File metadata and controls

77 lines (53 loc) · 3.39 KB

TSDProxy

TSDProxy is an application that automatically creates a proxy to virtual addresses in your Tailscale network.

Configuration

To enable this service, add the following configuration to your vars.yml file and re-run the installation process:

It is mandatory to set the following variables:

########################################################################
#                                                                      #
# tsdproxy                                                             #
#                                                                      #
########################################################################

tsdproxy_enabled: true

tsdproxy_tailscale_authkey: '' # OR
tsdproxy_tailscale_authkeyfile: '' # use this to load authkey from file. If this is defined, Authkey is ignored

########################################################################
#                                                                      #
# /tsdproxy                                                            #
#                                                                      #
########################################################################

If com.devture.ansible.role.container_socket_proxy is installed by the playbook (default), the container will use the proxy. If not, the container will mount the docker socket at /var/run/docker.sock, but you can change that by setting tsdproxy_docker_socket to something else. Don't forget to adjust the tsdproxy_docker_endpoint_is_unix_socket to false if you are using a tcp endpoint.

Usage

Adding a new service

This proxy creates a separate Tailscale machine (node) in the Tailscale network for each service, without creating a sidecar container each time.
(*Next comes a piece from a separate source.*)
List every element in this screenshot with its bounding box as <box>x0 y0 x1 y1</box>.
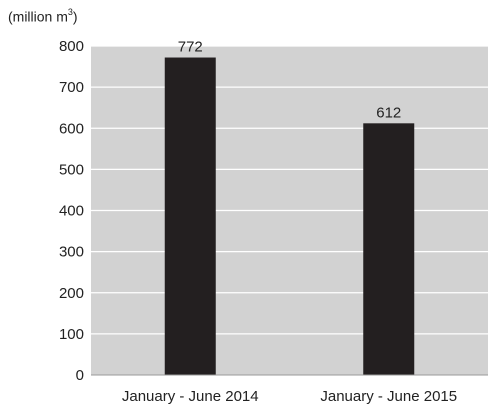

To add a new service, you have to make sure that the service and proxy are in a same container network. You can do this by adding the proxy to the network of the service or the other way round.

tsdproxy_container_additional_networks_custom:
  - YOUR-SERVICE-NETWORK
# OR
YOUR-SERVICE_container_additional_networks_custom:
  - "{{ tsdproxy_container_network }}"

The next step is to add the service to the proxy.

Connecting a service to the proxy via container labels

YOUR-SERVICE_container_labels_additional_labels: |
  tsdproxy.enable: "true"
  tsdproxy.container_port: 8080

The following labels are optional, please read the official TSDProxy documentation for more information.

  tsdproxy.name: "my-service"
  tsdproxy.autodetect: "false"
  tsdproxy.proxyprovider: "providername"
  tsdproxy.ephemeral: "false"
  tsdproxy.funnel: "false"

Connecting a service to the proxy via a Proxy list

An alternative way to add a service to the proxy is to use Proxy files.

Please read the official TSDProxy documentation for more information.

You will need to use the tsdproxy_config_files variable and add your proxy list file into the config folder, most likely /mash/tsdproxy/config/. This is possible manually or by using AUX-Files.